Theorem 4.5 can be thought of as the line integral version of the Fundamental Theorem of Calculus. A real-valued function $$F(x, y)$$ such that $$\nabla F(x, y) = f(x, y)$$ is called a potential for f. A conservative vector field is one which has a potential.

Example 4.5

Recall from Examples 4.2 and 4.3 in Section 4.1 that the line integral $$\int_C (x^2 + y^2 )\,dx + 2x y \,d y$$ was found to have the value $$\dfrac{13}{3}$$ for three different curves $$C$$ going from the point $$(0,0)$$ to the point $$(1,2)$$. Use Theorem 4.5 to show that this line integral is indeed path independent.

Solution:

We need to find a real-valued function $$F(x, y)$$ such that

$\nonumber \dfrac{∂F}{ ∂x} = x^2+y^2 \text{ and }\dfrac{∂F}{∂y}=2xy.$

Suppose that $$\dfrac{∂F}{∂x} = x^2 + y^2$$ , Then we must have $$F(x, y) = \dfrac{1}{3} x^3 + x y^2 + g(y)$$ for some function $$g(y)$$. So $$\dfrac{∂F}{∂y} = 2x y+ g ′ (y)$$ satisfies the condition $$\dfrac{∂F}{∂y} = 2x y \text{ if} g ′ (y) = 0$$, i.e. $$g(y) = K$$, where $$K$$ is a constant. Since any choice for $$K$$ will do (why?), we pick $$K = 0$$. Thus, a potential $$F(x, y) \text{ for }\textbf{f}(x, y) = (x^2 + y^2 )\textbf{i}+2x y\textbf{j}$$ exists, namely

$\nonumber F(x, y) = \dfrac{1}{3} x^3 + x y^2 .$

Hence the line integral $$\int_C(x^2 + y^ 2 )\,dx+2x y \,d y$$ is path independent.

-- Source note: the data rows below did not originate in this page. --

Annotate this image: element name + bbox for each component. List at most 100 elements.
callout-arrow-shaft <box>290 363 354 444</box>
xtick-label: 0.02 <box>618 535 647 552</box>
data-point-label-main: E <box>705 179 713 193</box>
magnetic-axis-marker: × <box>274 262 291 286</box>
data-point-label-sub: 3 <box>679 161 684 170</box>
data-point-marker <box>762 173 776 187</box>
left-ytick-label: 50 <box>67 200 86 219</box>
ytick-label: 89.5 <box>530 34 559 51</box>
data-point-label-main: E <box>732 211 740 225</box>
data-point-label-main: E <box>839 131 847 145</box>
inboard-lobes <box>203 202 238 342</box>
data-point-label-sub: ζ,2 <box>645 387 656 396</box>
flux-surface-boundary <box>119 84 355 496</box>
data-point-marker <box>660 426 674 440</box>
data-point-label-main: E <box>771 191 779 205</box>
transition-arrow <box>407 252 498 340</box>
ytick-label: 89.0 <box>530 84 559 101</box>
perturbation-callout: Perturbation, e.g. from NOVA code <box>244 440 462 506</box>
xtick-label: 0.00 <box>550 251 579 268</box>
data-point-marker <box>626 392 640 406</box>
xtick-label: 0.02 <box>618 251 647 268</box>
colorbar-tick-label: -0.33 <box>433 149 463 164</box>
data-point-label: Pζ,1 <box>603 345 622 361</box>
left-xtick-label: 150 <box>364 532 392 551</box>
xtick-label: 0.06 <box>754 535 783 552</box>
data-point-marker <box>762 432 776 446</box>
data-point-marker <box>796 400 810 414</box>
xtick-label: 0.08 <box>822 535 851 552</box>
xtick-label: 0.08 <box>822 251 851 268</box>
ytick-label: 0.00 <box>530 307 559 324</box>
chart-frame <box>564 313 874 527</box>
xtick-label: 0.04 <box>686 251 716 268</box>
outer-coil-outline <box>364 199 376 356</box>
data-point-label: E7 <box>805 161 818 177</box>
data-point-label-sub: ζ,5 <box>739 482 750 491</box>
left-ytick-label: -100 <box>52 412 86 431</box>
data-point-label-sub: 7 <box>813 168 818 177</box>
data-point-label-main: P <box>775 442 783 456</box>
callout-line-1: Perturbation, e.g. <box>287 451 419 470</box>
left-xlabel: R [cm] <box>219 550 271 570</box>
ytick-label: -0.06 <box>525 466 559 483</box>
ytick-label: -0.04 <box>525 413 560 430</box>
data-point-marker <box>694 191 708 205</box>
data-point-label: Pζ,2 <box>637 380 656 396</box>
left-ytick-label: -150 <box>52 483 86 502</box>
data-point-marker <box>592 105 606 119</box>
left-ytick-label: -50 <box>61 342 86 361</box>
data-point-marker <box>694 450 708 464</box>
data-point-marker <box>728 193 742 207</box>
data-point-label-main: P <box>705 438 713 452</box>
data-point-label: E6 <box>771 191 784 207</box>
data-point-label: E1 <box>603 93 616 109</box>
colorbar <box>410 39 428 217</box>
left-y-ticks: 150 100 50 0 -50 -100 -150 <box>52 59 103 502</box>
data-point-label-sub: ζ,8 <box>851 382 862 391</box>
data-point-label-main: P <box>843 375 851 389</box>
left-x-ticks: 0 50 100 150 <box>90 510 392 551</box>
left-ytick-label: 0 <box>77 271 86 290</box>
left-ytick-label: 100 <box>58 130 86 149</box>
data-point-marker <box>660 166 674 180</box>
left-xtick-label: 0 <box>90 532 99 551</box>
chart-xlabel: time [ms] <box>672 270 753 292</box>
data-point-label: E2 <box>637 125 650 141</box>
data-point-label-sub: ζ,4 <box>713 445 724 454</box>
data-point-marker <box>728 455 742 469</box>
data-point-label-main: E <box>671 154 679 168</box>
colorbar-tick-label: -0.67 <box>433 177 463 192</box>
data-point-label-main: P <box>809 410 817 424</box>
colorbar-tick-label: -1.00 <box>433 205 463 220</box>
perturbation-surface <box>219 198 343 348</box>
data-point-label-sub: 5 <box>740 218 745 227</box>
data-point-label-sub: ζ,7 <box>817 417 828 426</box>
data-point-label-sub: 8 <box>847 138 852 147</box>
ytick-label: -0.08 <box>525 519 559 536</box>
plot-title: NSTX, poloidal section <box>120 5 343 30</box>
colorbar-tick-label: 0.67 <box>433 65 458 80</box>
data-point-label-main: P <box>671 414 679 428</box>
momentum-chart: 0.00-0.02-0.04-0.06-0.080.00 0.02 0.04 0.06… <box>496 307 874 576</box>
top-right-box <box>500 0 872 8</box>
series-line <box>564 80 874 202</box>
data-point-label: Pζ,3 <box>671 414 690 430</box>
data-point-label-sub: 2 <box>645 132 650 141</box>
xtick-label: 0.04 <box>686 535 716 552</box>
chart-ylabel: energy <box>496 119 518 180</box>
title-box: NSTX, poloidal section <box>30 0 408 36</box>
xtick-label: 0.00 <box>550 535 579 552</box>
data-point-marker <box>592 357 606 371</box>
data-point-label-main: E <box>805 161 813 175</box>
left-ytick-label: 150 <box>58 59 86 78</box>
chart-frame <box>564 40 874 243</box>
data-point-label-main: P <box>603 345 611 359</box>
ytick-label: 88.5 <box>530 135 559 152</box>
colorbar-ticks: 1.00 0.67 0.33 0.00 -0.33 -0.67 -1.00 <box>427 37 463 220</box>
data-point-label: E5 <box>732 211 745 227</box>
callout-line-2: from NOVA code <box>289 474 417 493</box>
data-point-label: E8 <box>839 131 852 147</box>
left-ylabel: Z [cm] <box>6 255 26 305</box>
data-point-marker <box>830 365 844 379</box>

Note that we can also verify that the value of the line integral of f along any curve $$C$$ going from $$(0,0) \text{ to }(1,2)$$ will always be $$\dfrac{13}{3}$$ , since by Theorem 4.5

$\nonumber \int_C \textbf{f}\cdot d\textbf{r}=F(1,2) − F(0,0) = \dfrac{1}{3}(1)^3 +(1)(2)^2 -−(0+0) =\dfrac{1}{3}+4=\dfrac{13}{3}.$

A consequence of Theorem 4.5 in the special case where \C\) is a closed curve, so that the endpoints $$A \text{ and }B$$ are the same point, is the following important corollary:

Corollary 4.6.

If a vector field f has a potential in a region $$R$$, then $$\oint_C \textbf{f}\cdot d\textbf{r} = 0$$ for any closed curve $$C$$ in $$R$$ (i.e. $$\oint_C \nabla F \cdot d\textbf{r} = 0$$ for any real-valued function $$F(x, y))$$.

Example 4.6

Evaluate $$\oint_C x \,dx+ y\, d y$$ for $$C : x = 2\cos t, y = 3\sin t, 0 ≤ t ≤ 2π$$.

Solution:

The vector field $$\textbf{f}(x, y) = x\textbf{i}+ y\textbf{j} \text{ has a potential }F(x, y)$$:

\nonumber \begin{align}&\dfrac{∂F}{∂x} = x \Rightarrow F(x, y) =\dfrac{1}{2}x^2+g(y) ,\text{ so} \\ \nonumber &\dfrac{∂F}{∂y}=y \Rightarrow g ′ (y) = y \Rightarrow g(y) = \dfrac{1}{2}y^2+K \\ \end{align}

for any constant $$K, \text{ so }F(x, y) = \dfrac{1}{2} x^2 + \dfrac{1}{2} y^2$$ is a potential for $$f(x, y)$$. Thus,

$\nonumber \oint_C x\,dx+y\,dy =\oint_C \textbf{f}\cdot d\textbf{r} =0$

by Corollary 4.6, since the curve $$C$$ is closed (it is the ellipse $$\dfrac{x^2}{ 4} + \dfrac{y^2}{ 9} = 1)$$.